The words were harmless to anyone but her.
Her breath caught before she could stop it. His gaze dropped for the smallest instant to her mouth. Traitorous heat moved through her.
She raised the blade. “Begin, then.”
Malcolm’s mouth almost curved. He came at her slowly at first, not insulting her by pretending she was helpless, but testing. She met the first strike cleanly enough. The second, too. The impact traveled up her arm, stronger than she expected, but she held.
A flicker of surprise moved through one of the watching men.
Good, she thought fiercely.
Malcolm’s eyes sharpened. Then he truly moved.
He didn’t move brutally, nor with full strength.
That might have been easier to resent. Instead, he altered the rhythm: one step, a feint, a turn so smooth that she saw too late what she had named in another man.

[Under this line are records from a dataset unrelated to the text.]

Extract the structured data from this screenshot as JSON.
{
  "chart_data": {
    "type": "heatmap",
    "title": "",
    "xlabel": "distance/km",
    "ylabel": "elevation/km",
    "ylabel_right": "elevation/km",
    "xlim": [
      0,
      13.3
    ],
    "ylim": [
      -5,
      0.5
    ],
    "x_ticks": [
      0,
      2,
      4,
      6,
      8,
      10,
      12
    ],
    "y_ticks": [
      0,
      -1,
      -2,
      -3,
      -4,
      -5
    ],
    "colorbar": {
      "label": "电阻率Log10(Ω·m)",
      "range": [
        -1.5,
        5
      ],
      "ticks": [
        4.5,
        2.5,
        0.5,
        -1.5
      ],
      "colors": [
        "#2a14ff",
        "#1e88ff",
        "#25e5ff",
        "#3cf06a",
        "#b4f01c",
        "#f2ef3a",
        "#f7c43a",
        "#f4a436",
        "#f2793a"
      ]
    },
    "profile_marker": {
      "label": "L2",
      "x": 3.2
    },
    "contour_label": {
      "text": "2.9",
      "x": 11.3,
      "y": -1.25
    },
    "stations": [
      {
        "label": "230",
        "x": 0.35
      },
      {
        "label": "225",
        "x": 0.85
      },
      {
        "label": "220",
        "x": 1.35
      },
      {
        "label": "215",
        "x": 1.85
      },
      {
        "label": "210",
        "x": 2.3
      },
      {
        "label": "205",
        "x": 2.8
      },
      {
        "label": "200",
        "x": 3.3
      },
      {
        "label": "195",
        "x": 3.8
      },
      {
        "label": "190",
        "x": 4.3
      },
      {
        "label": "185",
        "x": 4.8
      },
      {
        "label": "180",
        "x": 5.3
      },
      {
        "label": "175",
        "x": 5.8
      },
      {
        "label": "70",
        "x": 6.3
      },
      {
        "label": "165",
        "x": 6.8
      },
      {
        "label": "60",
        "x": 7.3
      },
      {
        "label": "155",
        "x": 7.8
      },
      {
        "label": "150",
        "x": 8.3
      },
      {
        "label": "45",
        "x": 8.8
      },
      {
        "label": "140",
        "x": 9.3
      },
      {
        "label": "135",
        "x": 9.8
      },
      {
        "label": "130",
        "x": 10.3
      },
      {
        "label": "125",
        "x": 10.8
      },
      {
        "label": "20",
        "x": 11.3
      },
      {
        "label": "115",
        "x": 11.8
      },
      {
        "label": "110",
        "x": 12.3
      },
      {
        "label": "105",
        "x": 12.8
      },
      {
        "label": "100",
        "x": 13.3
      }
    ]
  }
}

His blade tapped hers aside, his foot shifted, and suddenly, the flat of his practice sword came to rest lightly against her ribs.
The yard went silent.
Malcolm stood close enough that she could see the faint sheen of exertion at his throat. He was close enough that the point of defeat seemed far less important than the fact that one more step would bring her body against his.
“Dead,” he whispered.
Grizel lifted her eyes to his. “Temporarily.”
She noticed the firm set of his mouth and the dark amusement in his gaze. She noticed that being beaten by him had not humiliated her nearly as much as the warmth pooling low in her stomach had.
That was unacceptable.
She turned the practice sword once in her hand, then handed it back to Tavish with what dignity remained.
“Sword fighting,” she pointed out, “isnae me strength.”
“Nae?” Tavish asked, sounding delighted.
“Nae.” She looked at Malcolm before she could stop herself. “Ye should see me with a bow.”
His expression changed slightly. Malcolm was too disciplined for more. But his gaze lingered on her. It moved over her like heat beneath a closed door, as if she had revealed a hidden chamber in herself, and he had already decided he meant to find the rest.
Grizel’s breath shortened.
She could feel the men around them, the yard, the watching clan, but for one moment there seemed to be only Malcolm’s eyes on her and the dangerous knowledge that he wanted to know every part of her she had not yet shown him.
His voice was low when he spoke. “Then I will.”
It sounded less like agreement than promise.
Grizel turned away first. It was retreat, no matter how gracefully she managed it. Behind her, Tavish said something to the men that made them laugh, but she did not catch the words. She heard only Malcolm’s silence. She felt only his gaze following her as she left the yard.
And she knew, with a dread that felt far too much like anticipation, that this was no longer only a matter of survival.